Falando pelos americanos, Takis Theodoracopulos, editor do site Taki's magazine, respondeu: "O que faríamos nessa situação seria muito mais duro e eficaz do que os oprimidos, mas não vencidos, palestinos têm feito com seus Qassams". Takis conclui: temos sido totalmente iludidos pela poderosa máquina de propaganda sionista. Apoiar essa guerra é justificar seu cortejo de brutalidades e horrores; é ser iludido pela propaganda.


MATEUS SOARES DE AZEVEDO, 48, jornalista, é mestre em história das religiões pela USP e autor de "Homens de Um Livro Só: O Fundamentalismo no Islã e no Pensamento Moderno" (Best Seller, 2008) e "A Inteligência da Fé: Cristianismo, Islã e Judaísmo" (Record, 2006).

3 comentários:

Anônimo disse...

Como foi dito antes, a criação de Israel no local, da maneira e no momento em que foi feito é altamente questionável. Condenável.

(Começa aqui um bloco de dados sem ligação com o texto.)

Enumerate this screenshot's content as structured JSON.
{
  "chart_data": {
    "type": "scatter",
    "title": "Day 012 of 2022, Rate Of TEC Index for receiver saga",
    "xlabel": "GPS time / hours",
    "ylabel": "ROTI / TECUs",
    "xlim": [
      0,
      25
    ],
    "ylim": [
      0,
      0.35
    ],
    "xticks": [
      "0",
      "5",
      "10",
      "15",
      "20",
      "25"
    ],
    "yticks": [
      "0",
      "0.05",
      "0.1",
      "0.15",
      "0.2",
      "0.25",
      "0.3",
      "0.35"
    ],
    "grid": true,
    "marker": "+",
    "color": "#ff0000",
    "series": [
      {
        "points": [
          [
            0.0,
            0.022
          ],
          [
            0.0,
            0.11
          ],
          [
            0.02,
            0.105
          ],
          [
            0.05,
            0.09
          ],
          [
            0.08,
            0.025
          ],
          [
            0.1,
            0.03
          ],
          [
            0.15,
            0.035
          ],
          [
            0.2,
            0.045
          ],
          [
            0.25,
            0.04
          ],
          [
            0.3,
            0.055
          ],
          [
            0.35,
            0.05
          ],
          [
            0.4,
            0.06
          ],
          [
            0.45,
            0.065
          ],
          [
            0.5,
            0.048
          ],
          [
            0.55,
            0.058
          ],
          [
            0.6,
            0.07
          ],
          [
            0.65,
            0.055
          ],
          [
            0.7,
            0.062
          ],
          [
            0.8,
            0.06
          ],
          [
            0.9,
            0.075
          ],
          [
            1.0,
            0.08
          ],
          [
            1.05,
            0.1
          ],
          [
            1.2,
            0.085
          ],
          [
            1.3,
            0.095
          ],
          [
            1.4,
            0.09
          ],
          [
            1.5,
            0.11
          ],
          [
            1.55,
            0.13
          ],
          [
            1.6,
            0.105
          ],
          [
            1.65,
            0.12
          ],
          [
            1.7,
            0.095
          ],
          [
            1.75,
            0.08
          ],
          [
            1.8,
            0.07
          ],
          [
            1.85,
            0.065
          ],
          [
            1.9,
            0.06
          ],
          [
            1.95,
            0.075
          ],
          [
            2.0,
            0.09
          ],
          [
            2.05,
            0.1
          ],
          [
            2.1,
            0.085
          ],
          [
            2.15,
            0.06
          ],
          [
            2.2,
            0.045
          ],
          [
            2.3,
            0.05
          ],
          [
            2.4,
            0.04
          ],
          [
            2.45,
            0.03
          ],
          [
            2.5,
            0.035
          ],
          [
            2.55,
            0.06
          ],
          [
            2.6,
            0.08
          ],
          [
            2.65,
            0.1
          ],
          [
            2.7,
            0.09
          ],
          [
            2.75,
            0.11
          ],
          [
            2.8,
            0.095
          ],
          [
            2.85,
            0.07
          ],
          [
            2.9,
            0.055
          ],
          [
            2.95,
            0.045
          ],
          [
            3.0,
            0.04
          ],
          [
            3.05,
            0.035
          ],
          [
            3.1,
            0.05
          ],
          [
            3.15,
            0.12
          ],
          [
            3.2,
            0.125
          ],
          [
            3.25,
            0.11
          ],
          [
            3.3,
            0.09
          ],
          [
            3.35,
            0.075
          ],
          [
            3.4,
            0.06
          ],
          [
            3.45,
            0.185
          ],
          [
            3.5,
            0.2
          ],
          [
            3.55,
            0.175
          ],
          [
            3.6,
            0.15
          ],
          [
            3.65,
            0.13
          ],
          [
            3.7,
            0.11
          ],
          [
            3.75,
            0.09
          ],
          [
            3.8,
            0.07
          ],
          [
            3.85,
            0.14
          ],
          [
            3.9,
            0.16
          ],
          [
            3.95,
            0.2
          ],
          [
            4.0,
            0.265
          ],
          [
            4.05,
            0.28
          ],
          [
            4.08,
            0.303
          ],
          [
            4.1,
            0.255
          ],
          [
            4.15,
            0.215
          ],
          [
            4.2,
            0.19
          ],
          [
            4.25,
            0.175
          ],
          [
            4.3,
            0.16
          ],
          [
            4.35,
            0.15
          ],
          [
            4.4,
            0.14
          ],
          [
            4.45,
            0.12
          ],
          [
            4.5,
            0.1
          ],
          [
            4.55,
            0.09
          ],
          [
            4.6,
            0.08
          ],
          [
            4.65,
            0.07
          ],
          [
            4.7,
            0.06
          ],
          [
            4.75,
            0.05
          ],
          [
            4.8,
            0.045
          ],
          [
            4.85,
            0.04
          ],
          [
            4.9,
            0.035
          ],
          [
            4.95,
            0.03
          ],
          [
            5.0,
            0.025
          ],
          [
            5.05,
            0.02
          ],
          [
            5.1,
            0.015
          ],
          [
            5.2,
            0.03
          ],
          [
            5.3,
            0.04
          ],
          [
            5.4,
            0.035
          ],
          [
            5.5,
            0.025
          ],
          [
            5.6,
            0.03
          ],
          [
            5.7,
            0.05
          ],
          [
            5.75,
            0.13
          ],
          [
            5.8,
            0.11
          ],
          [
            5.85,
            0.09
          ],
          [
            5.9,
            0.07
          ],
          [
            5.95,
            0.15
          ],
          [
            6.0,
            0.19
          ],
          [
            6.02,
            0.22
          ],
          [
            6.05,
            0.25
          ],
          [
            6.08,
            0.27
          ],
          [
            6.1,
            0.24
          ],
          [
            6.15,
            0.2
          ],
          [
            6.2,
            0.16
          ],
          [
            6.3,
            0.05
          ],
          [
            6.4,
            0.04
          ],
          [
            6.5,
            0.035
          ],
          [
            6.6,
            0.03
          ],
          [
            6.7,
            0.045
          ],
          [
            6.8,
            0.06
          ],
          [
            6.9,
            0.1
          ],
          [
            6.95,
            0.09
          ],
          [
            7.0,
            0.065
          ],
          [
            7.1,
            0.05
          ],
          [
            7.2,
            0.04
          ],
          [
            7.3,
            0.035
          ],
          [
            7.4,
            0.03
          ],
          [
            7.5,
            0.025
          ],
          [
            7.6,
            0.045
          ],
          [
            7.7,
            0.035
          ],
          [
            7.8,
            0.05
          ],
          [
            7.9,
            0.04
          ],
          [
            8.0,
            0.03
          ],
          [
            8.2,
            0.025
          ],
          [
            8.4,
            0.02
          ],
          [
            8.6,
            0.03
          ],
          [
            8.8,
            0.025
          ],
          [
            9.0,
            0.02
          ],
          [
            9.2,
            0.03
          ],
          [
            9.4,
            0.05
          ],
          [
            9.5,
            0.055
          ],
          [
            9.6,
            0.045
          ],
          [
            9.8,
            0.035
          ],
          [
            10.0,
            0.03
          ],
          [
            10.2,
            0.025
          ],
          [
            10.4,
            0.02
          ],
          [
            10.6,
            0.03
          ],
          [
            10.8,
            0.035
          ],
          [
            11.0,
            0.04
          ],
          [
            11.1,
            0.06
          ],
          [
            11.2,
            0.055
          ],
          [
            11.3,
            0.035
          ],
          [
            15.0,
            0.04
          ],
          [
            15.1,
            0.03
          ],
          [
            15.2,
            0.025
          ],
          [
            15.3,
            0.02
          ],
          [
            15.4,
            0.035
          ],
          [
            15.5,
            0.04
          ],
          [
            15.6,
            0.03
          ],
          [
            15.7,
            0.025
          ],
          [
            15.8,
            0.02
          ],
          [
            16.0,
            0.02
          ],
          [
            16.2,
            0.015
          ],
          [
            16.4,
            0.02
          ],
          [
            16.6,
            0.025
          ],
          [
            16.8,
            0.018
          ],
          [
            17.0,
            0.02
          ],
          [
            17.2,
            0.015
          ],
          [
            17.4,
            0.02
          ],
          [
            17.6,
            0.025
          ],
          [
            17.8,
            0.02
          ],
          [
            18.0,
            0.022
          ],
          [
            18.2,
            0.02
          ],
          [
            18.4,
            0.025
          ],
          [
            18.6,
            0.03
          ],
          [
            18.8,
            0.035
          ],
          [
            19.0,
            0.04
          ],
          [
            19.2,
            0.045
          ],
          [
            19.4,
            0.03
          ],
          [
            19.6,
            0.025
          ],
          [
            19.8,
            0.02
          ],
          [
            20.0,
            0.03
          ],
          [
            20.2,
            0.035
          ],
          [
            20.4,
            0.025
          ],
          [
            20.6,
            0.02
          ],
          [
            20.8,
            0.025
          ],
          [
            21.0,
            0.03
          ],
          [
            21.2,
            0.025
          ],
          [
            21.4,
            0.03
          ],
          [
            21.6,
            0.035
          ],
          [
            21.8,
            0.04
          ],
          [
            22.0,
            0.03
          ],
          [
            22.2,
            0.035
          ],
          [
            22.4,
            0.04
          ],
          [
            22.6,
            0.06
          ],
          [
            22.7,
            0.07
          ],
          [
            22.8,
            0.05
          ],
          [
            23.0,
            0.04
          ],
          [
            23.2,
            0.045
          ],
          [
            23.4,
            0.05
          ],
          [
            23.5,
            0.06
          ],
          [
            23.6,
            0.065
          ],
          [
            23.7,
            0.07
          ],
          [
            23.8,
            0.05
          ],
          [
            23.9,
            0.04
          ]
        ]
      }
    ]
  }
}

E tal qual o pan-arabismo, pan-eslavismo, pan-germanismo, o sionismo é uma desgraça ideológica que promove um grande desserviço à humanidade. E o texto ainda pegou leve na crítica da fundação de Israel...

Mas, também é válido o que dizíamos em outro post. Israel é uma realidade que não vai desaparecer. É tão absurdo militar pela extinção de Israel quanto militar pela desocupação de europeus na América, África ou Oceania. Vini, vidi, vici.

Agora é arredondar a situação, e criar de uma vez o Estado palestino.

Anônimo disse...

Outro aspecto perturbador da guerra moderna: não só a maioria é de civis, provavelmente a totalidade é de civis, uma vez que o Hamas é formado por combatentes estilo milícia. É o que acontece no Iraque e no Afeganistão. Ou qualquer outro lugar destes. A guerrilha tem a cara do povo.

Carlos Eduardo da Maia disse...

Bem observado, a guerrilha tem a cara do povo insurgente. A cara do Che Guevara.